Hey, I’m new here. I’m sorry if I’m asking in the wrong place. I tried searching the forums, but couldn’t find an answer to my problem.
I have trouble understanding the variables in Metasounds. I wanted to make a patch that prints out the values in an array of type Bool for debugging, but I get the error “Connection causes loop”. The patch takes in the array and a trigger. I have a variable i to keep track of the index of the element to print. But when I want to increment i it won’t let me, saying the connection will cause a loop. I have a Value (Int32) node that I use to get the current value of i, I’ve connected the Output Value pin to a + node with a value of 1 and I’m trying to set the result to i to update its value. But it won’t let me connect the output from the Value node to the + node and set i node. I get the same error even if I use the delayed get of the variable.

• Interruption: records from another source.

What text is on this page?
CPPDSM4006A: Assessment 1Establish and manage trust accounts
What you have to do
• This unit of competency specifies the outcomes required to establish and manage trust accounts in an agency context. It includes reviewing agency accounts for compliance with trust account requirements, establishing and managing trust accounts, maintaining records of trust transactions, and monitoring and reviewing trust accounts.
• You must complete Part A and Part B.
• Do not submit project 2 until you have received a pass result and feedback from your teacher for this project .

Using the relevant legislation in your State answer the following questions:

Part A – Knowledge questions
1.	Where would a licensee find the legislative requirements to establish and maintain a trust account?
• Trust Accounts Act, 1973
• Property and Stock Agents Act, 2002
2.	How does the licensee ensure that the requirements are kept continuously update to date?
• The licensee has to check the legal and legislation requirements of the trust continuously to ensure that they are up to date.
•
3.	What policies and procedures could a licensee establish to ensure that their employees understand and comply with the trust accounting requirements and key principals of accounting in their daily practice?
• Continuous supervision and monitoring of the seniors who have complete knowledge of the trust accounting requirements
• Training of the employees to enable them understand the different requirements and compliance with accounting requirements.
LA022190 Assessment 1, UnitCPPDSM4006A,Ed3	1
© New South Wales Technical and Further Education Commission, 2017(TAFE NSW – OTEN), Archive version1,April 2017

Incrementing a variable to loop through an array is a very basic thing to do in programming, so I don’t understand why I can’t just do it. T_T
In a similar vein, why can you only set a variable once per Metasound graph? And why can there only be one output per graph? In programming you can set the value of a variable as much as you want and it doesn’t wear out. And you can litter your program with return statements if you so desire. Why do Metasounds have these limits?
Often the first mistake most people that are new to MetaSounds will make is assuming that MetaSound graphs will behave similarly to Blueprints or other visual scripting languages.
MetaSounds is a graph for processing buffers, (batches of audio samples that are sent to the audio renderer). Under the hood, this is done using a “directed acyclic graph” (DAG), which means the entire graph is evaluated simultaneously for each audio buffer. MetaSound graphs do not execute commands like Blueprints. (Triggers in MetaSounds are not the same as execution.) A good analogy here is the Material graph, which similarly does not have command execution—it’s a rendering graph. This means that variables like floats, ints, strings, and time are only updated once per buffer.
Why have these limits? Because the DAG enables sample-accurate precision for audio source generation and manipulation, arguably(?) the coolest aspect of MetaSounds.
I highly recommend you check out the video below by Epic’s Dan Reynolds—he dives deeper into the technical aspects of MetaSounds and covers much more than I can summarize in a forum post. Hopefully this gives you a bit more insight and points you in the right direction toward shifting your logic to “thinking in terms of buffers.”
Hey, thank you so much for your response and sorry I took so long to reply. When I asked for help I was already burned out trying to figure Metasounds out and so I needed a break from it. I’ll watch the video and hopefully it will make more sense then!